First, as parents, we need a plan for correction. The three heart-targeted questions below will help parents and caretakers correct children in a way that is more than just behavior modification. These questions get to the core issues in a child’s heart and prepare him/her to deal with sin rightly before God and others for a lifetime.
Secondly, we must allow time for correction. It takes time to have conversations, and we must make space in our day for this by not packing our schedules. How hard is this for American families? When we have to rush from one thing to the next, it’s hard to have substantive conversations that can produce the fruit in a child’s life that God wants for them.
Lastly, we need to deal with each child separately, if there is more than one involved in the offense. Each child usually has a part in a conflict, even if they are only 10% to blame. Remind each child that “how you respond is your own responsibility.”
As part of the correction plan, the speakers at the conference suggested asking three heart-targeted questions to kids when they do wrong. I’ve found these to be very helpful! Note: Be sure to scroll to the bottom of this post for a free printable of these questions that you can post on the fridge or have handy.
3 Questions to Ask a Child Who Has Done Wrong
1 – What did you do wrong?
- Help child identify his part in the offense and have him say it.
- This act of saying the wrong teaches him the biblical act of confession.
- Send back into “break time” to think about what happened until he/she is ready to talk.
2 – Why was that wrong?
- Note the question is NOT: “Why did you do it?” That question allows kids to shift blame.
- This question gives a chance to discuss the heart issue (i.e. selfishness, disobedience, etc) behind the behavior.
- Provides an opportunity for teaching about what God says is wrong about it.
- Wise Words for Moms by Ginger Plowman is a resource I use that’s full of ideas of Bible verses or more questions dealing with specific sins kids struggle with.
3 – What are you going to do differently next time?
- Help your child think of practical ways to deal rightly with the situation next time.
- Remind the child to ask for forgiveness from those he/she offended.
End the correction time with forgiveness and affirmation.
- Pray together, asking God for forgiveness and help.
- Remind the child of God’s forgiveness and perhaps share 1 John 1:9 (or the idea behind it), “If we confess our sins, he is faithful and just and will forgive us our sins and purify us from all unrighteousness.”

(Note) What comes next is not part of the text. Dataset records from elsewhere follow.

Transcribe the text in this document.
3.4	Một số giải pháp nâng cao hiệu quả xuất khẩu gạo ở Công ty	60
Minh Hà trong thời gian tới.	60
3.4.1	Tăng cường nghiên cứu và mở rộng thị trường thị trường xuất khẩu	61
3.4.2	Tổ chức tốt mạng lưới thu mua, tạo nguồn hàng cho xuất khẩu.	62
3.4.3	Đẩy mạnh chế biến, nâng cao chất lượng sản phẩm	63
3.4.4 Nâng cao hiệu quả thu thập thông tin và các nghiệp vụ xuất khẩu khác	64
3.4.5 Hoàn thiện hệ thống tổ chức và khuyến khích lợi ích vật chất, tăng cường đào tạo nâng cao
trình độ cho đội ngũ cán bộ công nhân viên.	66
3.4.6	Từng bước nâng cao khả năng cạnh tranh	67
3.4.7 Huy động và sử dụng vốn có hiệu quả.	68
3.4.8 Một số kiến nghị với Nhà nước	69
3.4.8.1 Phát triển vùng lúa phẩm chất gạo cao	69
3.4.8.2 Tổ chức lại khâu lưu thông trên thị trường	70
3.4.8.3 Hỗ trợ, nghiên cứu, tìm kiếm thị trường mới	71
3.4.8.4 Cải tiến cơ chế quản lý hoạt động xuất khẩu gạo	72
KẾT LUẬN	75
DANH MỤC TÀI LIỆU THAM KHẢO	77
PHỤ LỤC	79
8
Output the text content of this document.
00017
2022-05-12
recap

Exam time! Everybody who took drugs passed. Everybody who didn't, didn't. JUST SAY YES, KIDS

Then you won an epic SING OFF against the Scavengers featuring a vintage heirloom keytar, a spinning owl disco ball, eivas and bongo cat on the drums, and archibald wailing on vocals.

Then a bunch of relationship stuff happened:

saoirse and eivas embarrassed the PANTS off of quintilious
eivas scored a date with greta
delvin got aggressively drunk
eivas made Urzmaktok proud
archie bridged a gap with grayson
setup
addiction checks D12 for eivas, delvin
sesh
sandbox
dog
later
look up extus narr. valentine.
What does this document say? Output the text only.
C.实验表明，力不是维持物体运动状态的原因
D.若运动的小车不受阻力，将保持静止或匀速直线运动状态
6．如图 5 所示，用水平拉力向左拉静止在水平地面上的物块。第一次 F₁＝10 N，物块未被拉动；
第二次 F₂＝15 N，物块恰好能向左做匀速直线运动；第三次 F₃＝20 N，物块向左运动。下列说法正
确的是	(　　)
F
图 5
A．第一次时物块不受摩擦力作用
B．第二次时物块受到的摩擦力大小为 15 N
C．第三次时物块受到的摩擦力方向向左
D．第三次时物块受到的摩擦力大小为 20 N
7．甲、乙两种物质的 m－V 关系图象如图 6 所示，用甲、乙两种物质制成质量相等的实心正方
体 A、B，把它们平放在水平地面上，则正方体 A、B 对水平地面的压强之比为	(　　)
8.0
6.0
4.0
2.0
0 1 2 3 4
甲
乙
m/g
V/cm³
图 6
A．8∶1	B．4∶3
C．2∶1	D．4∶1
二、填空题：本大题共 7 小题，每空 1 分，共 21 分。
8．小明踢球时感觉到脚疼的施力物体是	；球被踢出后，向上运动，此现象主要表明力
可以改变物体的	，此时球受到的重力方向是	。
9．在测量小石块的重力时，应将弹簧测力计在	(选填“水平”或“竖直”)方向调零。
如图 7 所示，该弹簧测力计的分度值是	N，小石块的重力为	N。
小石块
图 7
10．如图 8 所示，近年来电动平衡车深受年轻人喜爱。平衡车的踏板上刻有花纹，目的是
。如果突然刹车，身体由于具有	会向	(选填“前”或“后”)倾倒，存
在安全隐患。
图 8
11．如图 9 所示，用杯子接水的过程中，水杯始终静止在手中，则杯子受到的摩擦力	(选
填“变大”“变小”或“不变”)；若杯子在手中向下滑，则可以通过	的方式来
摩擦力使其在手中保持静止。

- Affirm (and hug!) your child before leaving the time together. Some ideas of phrases to say:
- “I love you and you are forgiven.”
- “Time for a new start now!”
- “Go try again. I know you can do what we talked about.”
Imagine the life-long impact we can have on the little hearts that God has entrusted to us if we take the time to have a conversation like the one above regularly. I’ll be praying for each parent or caretaker who reads this post, as you strive to deal with correction in a heart-targeted way. May God bless you as you lead your child to the way of LIFE.